Michel Roy a fait une demande d’accès à l’information à Affaires mondiales Canada dans l’espoir de voir l’évaluation de la soumission initiale de Keepoint. Il reçoit trois mois et demi plus tard un document où les informations qu’il souhaite obtenir, notamment les «critères obligatoires», sont caviardées.

Le 10 mai, Michel Roy porte plainte à l’Ombudsman de l’approvisionnement, persuadé que l’appel d’offres ne s’est pas fait dans les règles de l’art. 

L’Ombudsman lui annonce qu’il accepte sa plainte. Mais deux jours plus tard, il informe M. Roy que le Ministère lui a confirmé que le contrat sera finalement adjugé à une valeur de 95 000 $ (plus taxes) — soit près du double du montant de 49 515 $ d’abord transmis à M. Roy par Affaires mondiales Canada. 

Résultat, le contrat excède les seuils monétaires de 101 100 $ (taxes incluses) de l’Ombudsman et celui-ci ferme la plainte. Michel Roy est renvoyé vers le Tribunal canadien du commerce extérieur (TCCE), qui accepte la plainte. 

Cependant, le 22 juin, le TCCE annonce qu’il met fin à son enquête, car la plainte de M. Roy porte sur un contrat qui est en deçà du seuil monétaire du Tribunal de 101 000 $. 

Le montant du contrat semble encore avoir changé. «Seul un contrat d’une valeur initiale de 83 350 $ appert avoir été adjugé suite à l’appel d’offres», note le Tribunal. 

Au passage, le TCCE écorche toutefois le gouvernement fédéral. Il lui reproche notamment de ne pas avoir publié la seconde version de l’appel d’offres sur le site achatsetventes.gc.ca, qui permet d’accéder aux appels d’offres du gouvernement canadien. 

Il ajoute aussi une remarque concernant Michel Roy, qui s’est défendu sans avocat : «Malgré sa façon de faire parfois particulière, le Tribunal ne doute pas de la sincérité du représentant de DDM, qui est photographe et qui représente sa compagnie lui-même.»

Fin juin, l’Ombudsman reprend donc la plainte. Pendant ce temps, Michel Roy fait une demande d’accès à l’information à Affaires mondiales Canada dans l’espoir de voir l’évaluation de la soumission initiale de Keepoint.

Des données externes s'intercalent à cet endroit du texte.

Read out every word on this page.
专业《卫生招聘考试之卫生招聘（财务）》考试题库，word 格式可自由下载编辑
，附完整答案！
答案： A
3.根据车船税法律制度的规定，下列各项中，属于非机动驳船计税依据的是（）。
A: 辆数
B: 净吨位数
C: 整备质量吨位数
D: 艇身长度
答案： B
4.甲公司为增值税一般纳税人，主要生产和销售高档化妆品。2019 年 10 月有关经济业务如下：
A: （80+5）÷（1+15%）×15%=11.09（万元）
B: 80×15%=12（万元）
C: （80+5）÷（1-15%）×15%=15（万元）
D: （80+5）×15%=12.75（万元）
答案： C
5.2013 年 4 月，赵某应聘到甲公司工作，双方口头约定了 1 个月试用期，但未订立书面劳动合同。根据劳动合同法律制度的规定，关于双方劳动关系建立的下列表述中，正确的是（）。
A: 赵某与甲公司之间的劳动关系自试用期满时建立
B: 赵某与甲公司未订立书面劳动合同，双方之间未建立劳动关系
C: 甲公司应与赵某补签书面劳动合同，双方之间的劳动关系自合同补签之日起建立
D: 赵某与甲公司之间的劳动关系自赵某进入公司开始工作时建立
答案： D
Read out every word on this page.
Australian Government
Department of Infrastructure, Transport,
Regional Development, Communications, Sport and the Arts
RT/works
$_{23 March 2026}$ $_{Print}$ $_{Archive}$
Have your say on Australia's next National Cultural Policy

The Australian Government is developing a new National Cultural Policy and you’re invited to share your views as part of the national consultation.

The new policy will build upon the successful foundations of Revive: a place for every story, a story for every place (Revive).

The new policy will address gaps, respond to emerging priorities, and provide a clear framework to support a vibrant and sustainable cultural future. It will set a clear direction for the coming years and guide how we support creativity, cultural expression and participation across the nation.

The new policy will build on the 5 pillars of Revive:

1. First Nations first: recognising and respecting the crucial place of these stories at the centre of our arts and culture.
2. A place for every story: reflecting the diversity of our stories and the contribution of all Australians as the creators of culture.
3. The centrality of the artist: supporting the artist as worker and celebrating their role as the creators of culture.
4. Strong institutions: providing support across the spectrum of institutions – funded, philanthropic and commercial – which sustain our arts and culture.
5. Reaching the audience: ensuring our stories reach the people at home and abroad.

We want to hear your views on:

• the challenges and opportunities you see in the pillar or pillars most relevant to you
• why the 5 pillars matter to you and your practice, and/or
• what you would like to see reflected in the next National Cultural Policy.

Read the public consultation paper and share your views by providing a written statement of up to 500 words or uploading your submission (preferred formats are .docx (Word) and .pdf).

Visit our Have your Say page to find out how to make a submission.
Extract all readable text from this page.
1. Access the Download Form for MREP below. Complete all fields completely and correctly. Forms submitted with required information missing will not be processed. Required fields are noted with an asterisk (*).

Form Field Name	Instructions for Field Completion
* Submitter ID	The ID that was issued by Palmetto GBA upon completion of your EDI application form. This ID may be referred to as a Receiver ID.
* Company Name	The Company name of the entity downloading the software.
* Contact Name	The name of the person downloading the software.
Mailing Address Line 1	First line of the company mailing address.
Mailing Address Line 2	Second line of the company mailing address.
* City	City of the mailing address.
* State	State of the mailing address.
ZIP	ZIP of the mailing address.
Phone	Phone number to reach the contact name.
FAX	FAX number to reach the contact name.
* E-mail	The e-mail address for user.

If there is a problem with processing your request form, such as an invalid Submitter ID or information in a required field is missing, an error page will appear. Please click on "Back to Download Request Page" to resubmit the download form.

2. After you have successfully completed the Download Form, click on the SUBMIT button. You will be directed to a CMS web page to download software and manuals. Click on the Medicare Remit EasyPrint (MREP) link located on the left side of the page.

Il reçoit trois mois et demi plus tard un document où les informations qu’il souhaite obtenir — notamment les «critères obligatoires» — sont caviardées. 

Le lendemain, M. Roy dépose une plainte au Commissariat à l’information du Canada. À ce jour, il dit n’avoir toujours pas eu de réponse. 

Michel Roy promet de ne pas s’arrêter là. Il prépare un documentaire sur sa mésaventure dans les marchés publics fédéraux. Et il évalue d’autres recours devant les tribunaux.

«Je vais me battre jusqu’au bout, dit-il. Je vais finir par avoir la vérité».